Eines der größten Geschenke von Ray an Quincy war, dass er ihm zeigte, wie er die Musik, die ihm im Kopf herumschwirrte, in ein Arrangement umsetzen konnte. Nur so wurde daraus echte, lebendige Musik mit mehr Soul und Tiefe als alles, was die zwei unter sich ausbrüten mochten, egal wie viele Instrumente sie beherrschten. »Ray eröffnete mir die Welt des Arrangierens«, sagt Jones. »Ich versuchte hinter das Geheimnis zu kommen, wie man vier Posaunen, vier Trompeten und fünf Saxofone denselben Song spielen lässt. Ray erklärte mir, wie man ein Arrangement schreibt. Ich war unglaublich wissbegierig und sog alles auf.«

In den frühen 1950er-Jahren spielte Quincy Jones in Lionel Hamptons Band und Ray Charles in der Band von Lowell Fulson, aber ihre Wege kreuzten sich häufig. Jones sagte allen: »Ihr müsst euch meinen Mann aus Seattle anhören.« Auch als Jones an die Ostküste zog, konnte das die musikalische Gemeinschaft der Freunde nicht ernsthaft stören. Er arrangierte einige von Rays besten Aufnahmen aus den späten 1950er- und frühen 1960er-Jahren. Auf dem Album Genius + Soul = Jazz von 1960, das unter anderem Charles’ Top-Ten-Instrumentalhit »One Mint Julep« enthielt, gaben die beiden sich sanft und rau zugleich. Weitere gemeinsame Projekte folgten. So sang Charles den von Jones mit Alan und Marilyn Berman komponierten Titelsong des Films In der Hitze der Nacht von 1967, zu dem Jones die gesamte Filmmusik schrieb. Wie Charles transzendierte Jones musikalische Genres, als er ein klassisches Stück schrieb, dass Charles Anfang der 1970er-Jahre mit dem Houston Symphony Orchestra aufführte: »Black Requiem«, das Jones zufolge »den Kampf der Schwarzen in den USA seit Beginn der Sklaverei« thematisiert.

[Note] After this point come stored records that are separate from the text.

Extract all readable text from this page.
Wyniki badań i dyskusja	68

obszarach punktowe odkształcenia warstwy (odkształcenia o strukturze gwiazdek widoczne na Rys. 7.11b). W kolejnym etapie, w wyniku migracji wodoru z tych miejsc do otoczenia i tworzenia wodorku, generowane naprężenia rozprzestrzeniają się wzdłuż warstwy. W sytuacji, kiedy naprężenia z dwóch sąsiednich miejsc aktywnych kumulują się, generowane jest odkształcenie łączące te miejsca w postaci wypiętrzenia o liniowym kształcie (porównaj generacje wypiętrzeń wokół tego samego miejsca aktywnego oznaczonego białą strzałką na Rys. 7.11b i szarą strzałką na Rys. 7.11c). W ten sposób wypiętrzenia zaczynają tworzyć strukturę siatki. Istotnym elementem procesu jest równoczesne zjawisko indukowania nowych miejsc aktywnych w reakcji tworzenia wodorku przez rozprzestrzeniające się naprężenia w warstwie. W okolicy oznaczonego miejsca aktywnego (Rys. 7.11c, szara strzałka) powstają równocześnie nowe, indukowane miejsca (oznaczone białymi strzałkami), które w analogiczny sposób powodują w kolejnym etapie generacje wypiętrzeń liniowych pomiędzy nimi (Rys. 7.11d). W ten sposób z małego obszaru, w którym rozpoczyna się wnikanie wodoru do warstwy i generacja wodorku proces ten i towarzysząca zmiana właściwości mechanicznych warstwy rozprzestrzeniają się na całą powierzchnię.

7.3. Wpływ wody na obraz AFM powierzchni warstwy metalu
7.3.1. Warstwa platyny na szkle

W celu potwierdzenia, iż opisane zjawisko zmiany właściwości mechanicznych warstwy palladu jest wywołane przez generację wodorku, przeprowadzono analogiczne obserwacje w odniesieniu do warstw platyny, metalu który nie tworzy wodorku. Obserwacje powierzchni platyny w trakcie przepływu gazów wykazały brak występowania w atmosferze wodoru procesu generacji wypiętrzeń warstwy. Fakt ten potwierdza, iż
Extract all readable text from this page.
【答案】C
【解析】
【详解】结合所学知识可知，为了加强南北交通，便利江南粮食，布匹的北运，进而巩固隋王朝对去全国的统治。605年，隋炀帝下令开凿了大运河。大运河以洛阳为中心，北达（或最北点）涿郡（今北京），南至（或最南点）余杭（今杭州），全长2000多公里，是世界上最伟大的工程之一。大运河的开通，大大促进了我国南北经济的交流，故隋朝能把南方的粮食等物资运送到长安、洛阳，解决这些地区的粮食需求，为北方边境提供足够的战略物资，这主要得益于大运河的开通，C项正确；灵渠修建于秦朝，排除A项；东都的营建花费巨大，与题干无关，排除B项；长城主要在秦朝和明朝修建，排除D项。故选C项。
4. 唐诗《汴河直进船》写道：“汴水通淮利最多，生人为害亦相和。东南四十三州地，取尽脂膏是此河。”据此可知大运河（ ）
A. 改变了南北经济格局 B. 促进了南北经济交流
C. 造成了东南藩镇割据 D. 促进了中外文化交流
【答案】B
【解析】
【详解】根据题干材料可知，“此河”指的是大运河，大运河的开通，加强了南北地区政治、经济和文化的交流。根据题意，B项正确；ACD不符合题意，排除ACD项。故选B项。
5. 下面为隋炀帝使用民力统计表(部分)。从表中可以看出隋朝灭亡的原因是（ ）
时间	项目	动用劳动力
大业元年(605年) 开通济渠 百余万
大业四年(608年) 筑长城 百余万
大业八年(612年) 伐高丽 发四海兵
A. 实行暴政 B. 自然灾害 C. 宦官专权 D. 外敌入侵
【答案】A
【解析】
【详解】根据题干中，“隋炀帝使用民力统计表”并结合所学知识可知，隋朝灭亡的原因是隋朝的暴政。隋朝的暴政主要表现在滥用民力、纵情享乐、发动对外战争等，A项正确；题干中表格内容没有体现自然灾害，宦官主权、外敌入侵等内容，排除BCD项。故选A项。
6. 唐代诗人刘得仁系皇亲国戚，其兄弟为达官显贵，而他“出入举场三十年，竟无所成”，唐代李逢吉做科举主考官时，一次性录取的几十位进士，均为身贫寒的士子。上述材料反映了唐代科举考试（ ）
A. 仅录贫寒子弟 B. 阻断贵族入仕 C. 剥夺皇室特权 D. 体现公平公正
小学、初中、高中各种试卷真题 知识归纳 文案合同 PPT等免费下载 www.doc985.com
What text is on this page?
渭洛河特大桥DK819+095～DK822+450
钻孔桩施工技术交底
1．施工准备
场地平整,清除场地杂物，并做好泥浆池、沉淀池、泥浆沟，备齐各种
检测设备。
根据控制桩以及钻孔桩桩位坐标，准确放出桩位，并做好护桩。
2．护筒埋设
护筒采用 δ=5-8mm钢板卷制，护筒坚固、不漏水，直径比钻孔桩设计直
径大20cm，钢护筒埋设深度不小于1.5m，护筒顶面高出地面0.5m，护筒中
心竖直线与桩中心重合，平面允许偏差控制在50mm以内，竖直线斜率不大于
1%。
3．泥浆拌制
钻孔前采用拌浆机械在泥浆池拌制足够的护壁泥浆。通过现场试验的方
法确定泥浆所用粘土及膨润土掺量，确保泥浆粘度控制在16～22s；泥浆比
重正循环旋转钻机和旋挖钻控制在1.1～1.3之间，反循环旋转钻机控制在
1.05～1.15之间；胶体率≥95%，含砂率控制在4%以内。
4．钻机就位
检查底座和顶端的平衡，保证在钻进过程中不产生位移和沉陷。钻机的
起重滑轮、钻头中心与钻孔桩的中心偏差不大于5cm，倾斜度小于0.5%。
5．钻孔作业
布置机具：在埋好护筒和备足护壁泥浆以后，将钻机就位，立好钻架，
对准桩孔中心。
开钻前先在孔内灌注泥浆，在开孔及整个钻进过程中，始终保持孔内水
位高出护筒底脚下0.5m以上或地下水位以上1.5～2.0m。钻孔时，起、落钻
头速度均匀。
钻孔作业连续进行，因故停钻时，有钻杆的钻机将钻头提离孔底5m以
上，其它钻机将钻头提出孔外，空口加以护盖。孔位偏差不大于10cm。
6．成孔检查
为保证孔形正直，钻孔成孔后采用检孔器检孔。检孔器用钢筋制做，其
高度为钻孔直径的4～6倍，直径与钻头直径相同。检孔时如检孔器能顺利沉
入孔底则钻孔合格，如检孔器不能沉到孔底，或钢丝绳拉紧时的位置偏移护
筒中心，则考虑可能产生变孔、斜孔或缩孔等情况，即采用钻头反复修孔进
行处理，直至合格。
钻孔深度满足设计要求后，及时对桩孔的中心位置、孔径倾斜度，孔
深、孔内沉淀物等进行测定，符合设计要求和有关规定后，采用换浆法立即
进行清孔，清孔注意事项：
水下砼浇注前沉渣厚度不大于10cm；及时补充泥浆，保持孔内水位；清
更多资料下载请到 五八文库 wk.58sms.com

Ray und Quincy gingen einen weiten Weg von den Clubs in Seattle, in denen sie sich einst kennenlernten. Doch beide hatten ihn bewusst zurückgelegt, jeder in seiner unverkennbaren Art – und auch als Team, wenn sich die Gelegenheit ergab. »Ray und ich träumten früher von all den Sachen, die unmöglich schienen, die es noch nie gegeben hatte«, sagt Jones. »Schwarze Komponisten, die Filmmusik schreiben oder Symphonien. Aber schließlich machten wir genau das. Ich schrieb ›Black Requiem‹ für ihn, und wir machten ›In the Heat of the Night‹ zusammen und ›I’ll be Good to You‹ mit Chaka Khan. Wir machten auch ›We Are the World‹ zusammen. All unsere Träume verwirklichten wir gemeinsam.«


© James Roark

Qs Bigband 1971 mit Ray Charles in der Merv Griffin Show


Ankündigung eines Konzerts anlässlich von Qs 50. Geburtstag, 1983


© Quincy Jones Productions

Q und Ray im Musikvideo zu »I’ll Be Good to You«


© Courtesy of the American Academy of Achievement

Q und Ray bei Qs Aufnahme in die American Academy of Achievement in Minneapolis 1984


© Courtesy of Quincy Jones

Q, nicht Ray!

LIONEL HAMPTON

Quincy Jones erzählt, wie er mit der Band des Vibrafonisten und großen Swingjazzers Lionel Hampton beinahe auf Tour gegangen wäre. »Hampton wollte mich in seiner Band haben, als ich 15 war. Ich saß schon Stunden vor der Abreise im Tourbus, damit er seine Meinung nicht mehr änderte oder meine Eltern Wind von der Sache bekamen. Schließlich stiegen die Jungs aus der Band ein, und Lionels Frau sagte: ›Was macht dieses Kind denn hier?‹ Lionel antwortete: ›Den hab ich gerade engagiert.‹ Darauf sagte sie zu mir: ›Komm her, Schätzchen. Steig aus dem Bus aus und geh zurück zur Schule. Wir unterhalten uns später.‹ Das hat mich so verletzt und traurig gemacht wie nie etwas zuvor, weil es mein Traum war, mit dieser Band zu spielen. Sie war größer als Louis Armstrong, Count Basie oder Duke Ellington. Hampton und Louis Jordan hatten in den 1940er-Jahren so was wie die ersten Rock-’n’-Roll-Bands.« Kurz nachdem er sein Studium im Schillinger House begonnen hatte, wurde Quincy, damals noch immer ein Teenager, erneut in Hamptons Band eingeladen. Diesmal hielten ihn keine familiären oder schulischen Verpflichtungen mehr zurück, und so sagte er überglücklich zu.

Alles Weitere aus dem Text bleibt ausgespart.